Maximum PC included "Robbing the Cradle" in its list of the "Scariest Video Game Moments", with the magazine's Brittany Vincent noting that the level features "a frightful mixture of lobotomized patients, suffering spirits, and evil intentions". Bloody Disgusting placed the level fourth in its "The 15 Scariest Moments in Non-Horror Games", and its staff wrote that the level "managed to burn itself into our minds forever, as well as creep us the hell out." Writing for Official Xbox Magazine, Ryan McCaffery ranked Deadly Shadows fourth on his "My Top 5 Scariest Games of All-Time" list, based solely on "Robbing the Cradle". He considered the level to be "perhaps the single most brilliantly designed mission in a genius trilogy of games." In a reader poll conducted by The Daily Telegraph, Deadly Shadows tied as the twelfth scariest video game, in large part because of "Robbing the Cradle". The level led Computer & Video Games to place Deadly Shadows on its list "Fear Factor: The 12 Scariest Games Ever Made". The magazine's Iain Wilson wrote that the level is "considered one of the scariest levels ever created".

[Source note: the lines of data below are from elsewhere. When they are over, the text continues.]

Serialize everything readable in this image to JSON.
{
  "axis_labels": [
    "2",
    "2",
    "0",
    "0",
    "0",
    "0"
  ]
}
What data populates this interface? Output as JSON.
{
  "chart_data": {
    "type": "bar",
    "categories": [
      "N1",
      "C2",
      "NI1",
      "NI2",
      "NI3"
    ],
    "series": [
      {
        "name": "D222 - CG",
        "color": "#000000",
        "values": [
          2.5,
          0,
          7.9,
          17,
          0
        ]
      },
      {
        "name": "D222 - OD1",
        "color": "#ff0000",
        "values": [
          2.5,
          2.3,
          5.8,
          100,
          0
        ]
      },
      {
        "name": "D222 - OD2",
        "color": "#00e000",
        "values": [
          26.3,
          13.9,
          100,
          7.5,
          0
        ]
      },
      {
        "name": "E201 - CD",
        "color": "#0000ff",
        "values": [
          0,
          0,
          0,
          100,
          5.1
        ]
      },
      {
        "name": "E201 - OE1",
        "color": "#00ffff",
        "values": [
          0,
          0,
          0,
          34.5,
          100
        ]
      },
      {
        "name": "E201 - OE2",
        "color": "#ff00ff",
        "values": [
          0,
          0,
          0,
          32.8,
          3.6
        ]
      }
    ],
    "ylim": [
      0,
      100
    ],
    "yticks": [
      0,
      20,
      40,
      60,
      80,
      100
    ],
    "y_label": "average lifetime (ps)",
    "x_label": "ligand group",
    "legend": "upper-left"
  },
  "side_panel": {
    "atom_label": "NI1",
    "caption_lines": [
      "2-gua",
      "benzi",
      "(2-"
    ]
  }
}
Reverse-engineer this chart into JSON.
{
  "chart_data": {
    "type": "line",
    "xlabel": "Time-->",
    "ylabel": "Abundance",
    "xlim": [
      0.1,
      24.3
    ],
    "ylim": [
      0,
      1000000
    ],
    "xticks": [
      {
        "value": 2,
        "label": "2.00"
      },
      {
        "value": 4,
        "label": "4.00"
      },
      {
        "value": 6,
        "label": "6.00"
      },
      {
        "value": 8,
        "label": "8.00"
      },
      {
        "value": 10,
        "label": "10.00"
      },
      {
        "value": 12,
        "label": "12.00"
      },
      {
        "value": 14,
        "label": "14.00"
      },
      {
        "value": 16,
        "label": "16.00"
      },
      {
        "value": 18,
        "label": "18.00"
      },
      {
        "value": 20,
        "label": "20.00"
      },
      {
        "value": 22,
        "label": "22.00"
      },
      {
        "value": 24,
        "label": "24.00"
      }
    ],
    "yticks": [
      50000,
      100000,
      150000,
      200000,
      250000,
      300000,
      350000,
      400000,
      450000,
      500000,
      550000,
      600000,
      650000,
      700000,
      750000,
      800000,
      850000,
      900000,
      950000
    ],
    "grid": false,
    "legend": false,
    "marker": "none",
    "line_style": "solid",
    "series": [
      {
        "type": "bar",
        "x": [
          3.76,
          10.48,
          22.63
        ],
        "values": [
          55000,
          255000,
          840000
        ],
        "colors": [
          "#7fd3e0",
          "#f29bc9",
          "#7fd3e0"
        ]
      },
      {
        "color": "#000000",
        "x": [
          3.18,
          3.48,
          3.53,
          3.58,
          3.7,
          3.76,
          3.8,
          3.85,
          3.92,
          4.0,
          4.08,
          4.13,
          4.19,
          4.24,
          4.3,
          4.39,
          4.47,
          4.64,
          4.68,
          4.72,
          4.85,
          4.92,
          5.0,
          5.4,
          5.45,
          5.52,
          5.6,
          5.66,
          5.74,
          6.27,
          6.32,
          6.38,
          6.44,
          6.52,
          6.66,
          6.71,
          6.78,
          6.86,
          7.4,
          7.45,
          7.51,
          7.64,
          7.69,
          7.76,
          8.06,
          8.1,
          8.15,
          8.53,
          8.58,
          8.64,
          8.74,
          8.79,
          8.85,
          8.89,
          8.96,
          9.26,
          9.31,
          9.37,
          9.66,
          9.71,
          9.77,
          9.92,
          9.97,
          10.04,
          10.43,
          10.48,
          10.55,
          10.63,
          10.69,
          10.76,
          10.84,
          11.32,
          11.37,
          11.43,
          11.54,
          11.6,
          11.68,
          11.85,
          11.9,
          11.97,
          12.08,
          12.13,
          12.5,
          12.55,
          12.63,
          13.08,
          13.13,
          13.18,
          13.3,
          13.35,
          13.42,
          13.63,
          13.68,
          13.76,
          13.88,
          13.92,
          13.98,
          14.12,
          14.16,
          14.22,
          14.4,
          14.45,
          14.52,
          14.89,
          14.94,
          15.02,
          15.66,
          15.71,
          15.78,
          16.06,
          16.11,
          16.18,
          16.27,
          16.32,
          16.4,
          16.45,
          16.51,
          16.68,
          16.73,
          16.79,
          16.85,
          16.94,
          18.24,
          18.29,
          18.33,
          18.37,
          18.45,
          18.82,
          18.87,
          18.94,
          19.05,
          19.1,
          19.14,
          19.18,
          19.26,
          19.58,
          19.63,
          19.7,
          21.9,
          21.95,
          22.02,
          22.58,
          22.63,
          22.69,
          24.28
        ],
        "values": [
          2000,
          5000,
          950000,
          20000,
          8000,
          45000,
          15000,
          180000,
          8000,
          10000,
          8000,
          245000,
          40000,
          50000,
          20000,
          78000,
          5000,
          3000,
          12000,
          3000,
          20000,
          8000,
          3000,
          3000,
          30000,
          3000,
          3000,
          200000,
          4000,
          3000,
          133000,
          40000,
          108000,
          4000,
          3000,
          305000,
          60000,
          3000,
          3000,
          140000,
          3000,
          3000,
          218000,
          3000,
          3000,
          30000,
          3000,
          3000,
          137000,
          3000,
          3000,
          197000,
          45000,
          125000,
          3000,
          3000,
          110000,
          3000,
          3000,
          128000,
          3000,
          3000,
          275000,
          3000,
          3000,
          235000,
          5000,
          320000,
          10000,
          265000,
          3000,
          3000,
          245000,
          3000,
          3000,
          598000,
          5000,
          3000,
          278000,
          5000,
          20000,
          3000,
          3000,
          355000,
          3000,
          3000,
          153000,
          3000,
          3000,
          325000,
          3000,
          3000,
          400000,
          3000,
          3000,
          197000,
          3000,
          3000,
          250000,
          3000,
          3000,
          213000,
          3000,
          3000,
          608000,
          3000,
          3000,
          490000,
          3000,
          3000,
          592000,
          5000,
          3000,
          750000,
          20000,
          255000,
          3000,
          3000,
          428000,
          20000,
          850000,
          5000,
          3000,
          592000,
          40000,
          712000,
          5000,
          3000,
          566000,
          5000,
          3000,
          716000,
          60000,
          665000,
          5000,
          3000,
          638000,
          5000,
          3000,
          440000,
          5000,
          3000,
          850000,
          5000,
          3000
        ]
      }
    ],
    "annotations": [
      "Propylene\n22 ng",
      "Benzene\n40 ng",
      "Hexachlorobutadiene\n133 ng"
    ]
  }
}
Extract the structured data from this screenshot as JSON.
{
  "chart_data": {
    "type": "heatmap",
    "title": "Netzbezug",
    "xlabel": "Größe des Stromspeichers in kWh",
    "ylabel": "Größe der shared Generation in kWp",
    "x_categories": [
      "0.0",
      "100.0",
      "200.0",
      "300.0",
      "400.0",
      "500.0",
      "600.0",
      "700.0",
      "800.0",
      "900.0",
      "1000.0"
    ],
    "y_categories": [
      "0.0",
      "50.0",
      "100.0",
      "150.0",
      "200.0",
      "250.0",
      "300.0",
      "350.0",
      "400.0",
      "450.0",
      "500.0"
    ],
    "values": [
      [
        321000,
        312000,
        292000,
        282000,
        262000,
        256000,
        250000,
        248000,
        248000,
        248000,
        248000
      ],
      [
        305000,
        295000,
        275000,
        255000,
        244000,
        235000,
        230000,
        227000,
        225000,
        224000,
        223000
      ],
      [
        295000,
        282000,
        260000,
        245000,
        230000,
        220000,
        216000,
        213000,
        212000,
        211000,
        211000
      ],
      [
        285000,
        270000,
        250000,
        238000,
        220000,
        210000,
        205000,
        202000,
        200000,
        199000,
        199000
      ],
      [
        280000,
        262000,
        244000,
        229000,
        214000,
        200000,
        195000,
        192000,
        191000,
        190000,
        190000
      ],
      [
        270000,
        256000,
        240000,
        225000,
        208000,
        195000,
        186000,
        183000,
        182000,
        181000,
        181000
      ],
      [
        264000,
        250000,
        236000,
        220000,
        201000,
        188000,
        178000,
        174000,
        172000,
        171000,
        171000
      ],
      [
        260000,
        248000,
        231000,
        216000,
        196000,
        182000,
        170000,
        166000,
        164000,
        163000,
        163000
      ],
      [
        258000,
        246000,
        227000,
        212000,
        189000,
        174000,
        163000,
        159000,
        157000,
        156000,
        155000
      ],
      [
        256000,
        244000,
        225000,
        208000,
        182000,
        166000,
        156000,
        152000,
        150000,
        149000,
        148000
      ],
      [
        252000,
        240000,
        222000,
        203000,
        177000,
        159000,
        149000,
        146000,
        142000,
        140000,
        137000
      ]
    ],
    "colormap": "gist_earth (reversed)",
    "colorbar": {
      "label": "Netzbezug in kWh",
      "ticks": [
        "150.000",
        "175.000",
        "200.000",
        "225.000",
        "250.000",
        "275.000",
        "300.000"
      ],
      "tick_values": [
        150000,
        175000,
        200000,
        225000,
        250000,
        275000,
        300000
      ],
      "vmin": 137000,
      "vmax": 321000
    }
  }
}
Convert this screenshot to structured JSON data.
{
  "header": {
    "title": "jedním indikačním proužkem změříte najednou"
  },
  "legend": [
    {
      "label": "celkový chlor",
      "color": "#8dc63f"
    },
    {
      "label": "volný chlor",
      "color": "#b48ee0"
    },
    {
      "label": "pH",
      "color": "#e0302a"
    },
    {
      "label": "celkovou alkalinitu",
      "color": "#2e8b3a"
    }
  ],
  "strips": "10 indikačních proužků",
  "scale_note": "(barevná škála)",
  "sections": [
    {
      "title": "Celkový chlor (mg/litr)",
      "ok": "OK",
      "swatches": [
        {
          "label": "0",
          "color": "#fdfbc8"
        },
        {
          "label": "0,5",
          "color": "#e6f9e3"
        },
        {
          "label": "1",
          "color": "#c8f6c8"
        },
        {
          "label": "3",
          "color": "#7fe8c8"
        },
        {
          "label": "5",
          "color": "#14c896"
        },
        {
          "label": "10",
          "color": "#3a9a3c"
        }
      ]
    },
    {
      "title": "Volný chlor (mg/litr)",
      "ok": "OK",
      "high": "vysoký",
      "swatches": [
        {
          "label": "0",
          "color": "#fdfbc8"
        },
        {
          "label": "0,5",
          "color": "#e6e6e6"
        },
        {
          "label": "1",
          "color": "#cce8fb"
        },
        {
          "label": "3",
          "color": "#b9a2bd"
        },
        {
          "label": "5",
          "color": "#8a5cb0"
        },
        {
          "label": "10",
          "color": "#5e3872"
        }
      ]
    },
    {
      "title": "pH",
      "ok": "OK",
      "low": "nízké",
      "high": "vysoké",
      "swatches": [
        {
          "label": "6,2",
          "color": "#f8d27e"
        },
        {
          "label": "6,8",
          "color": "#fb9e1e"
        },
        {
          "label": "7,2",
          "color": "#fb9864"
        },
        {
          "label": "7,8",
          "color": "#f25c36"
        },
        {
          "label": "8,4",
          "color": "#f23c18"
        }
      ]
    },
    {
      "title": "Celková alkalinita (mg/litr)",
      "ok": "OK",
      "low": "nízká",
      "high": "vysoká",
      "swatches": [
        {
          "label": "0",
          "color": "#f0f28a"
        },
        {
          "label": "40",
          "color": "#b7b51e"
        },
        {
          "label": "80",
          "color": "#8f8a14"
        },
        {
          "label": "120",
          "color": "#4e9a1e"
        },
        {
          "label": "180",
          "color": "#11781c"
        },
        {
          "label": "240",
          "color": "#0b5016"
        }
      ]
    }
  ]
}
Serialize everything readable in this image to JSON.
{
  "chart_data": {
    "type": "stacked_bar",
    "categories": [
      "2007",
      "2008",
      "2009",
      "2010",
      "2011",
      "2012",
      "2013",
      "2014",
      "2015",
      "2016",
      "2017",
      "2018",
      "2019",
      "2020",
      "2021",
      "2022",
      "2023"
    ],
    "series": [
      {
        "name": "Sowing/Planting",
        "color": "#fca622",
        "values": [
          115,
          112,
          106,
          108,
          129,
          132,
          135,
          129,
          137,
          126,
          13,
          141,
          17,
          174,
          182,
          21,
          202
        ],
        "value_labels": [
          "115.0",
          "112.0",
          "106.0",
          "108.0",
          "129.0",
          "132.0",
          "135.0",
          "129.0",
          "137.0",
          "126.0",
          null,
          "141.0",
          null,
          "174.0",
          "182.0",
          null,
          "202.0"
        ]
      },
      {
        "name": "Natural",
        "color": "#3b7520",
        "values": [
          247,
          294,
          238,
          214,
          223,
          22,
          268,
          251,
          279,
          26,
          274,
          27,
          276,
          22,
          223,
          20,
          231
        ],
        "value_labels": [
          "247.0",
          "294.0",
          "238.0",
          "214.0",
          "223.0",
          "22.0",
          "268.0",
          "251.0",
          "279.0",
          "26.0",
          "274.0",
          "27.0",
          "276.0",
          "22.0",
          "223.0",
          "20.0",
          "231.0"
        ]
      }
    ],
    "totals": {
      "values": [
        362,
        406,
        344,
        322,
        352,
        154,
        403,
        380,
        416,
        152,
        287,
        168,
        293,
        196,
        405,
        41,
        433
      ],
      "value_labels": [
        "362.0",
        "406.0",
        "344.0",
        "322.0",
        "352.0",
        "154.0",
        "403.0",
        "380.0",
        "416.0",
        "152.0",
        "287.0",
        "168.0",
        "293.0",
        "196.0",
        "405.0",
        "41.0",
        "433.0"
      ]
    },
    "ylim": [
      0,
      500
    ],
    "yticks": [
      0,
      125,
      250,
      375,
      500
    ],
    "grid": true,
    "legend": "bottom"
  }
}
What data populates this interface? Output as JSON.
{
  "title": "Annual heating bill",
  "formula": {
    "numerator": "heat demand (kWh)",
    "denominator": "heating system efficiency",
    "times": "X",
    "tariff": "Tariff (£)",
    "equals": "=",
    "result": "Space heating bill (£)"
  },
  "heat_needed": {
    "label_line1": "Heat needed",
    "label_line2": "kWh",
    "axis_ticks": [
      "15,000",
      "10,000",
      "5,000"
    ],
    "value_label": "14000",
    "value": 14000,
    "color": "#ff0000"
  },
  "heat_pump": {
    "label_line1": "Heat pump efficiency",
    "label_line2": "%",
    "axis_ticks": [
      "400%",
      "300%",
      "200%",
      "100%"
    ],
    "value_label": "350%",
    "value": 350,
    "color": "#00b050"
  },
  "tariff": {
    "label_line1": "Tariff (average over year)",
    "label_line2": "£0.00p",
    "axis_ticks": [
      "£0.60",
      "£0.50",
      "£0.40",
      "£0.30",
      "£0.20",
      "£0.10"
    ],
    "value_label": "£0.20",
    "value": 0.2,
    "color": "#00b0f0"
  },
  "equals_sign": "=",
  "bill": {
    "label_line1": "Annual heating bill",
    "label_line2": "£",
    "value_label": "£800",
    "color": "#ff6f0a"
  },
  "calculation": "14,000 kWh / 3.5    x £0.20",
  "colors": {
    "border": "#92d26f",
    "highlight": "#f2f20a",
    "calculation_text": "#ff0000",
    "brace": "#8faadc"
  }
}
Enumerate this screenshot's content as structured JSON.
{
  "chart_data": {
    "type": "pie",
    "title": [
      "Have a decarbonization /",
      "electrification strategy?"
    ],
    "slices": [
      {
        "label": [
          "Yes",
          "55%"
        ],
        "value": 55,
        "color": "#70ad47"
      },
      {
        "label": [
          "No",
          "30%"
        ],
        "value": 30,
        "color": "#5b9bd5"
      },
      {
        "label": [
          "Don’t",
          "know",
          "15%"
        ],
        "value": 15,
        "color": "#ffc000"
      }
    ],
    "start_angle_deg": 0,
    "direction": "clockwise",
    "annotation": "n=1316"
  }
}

After finishing work on Deadly Shadows, Jordan Thomas went to Irrational Games, where he designed the "Fort Frolic" section of BioShock. He later became the creative director of BioShock 2. Because of tensions and disagreements within the Deadly Shadows team, Randy Smith was fired from Ion Storm near the end of the game's production, and he founded Tiger Style with fellow Deadly Shadows designer David Kalina. Smith later wondered if the team had "overdone it" with "Robbing the Cradle", and he stated, "I worry a little bit in retrospect about people who just wanted a 'sneaking around mansions and stealing stuff' experience [being] forced into their deepest nightmares." The positive reception of "Robbing the Cradle" inspired Eidos-Montréal to create a similar asylum level in 2014's Thief.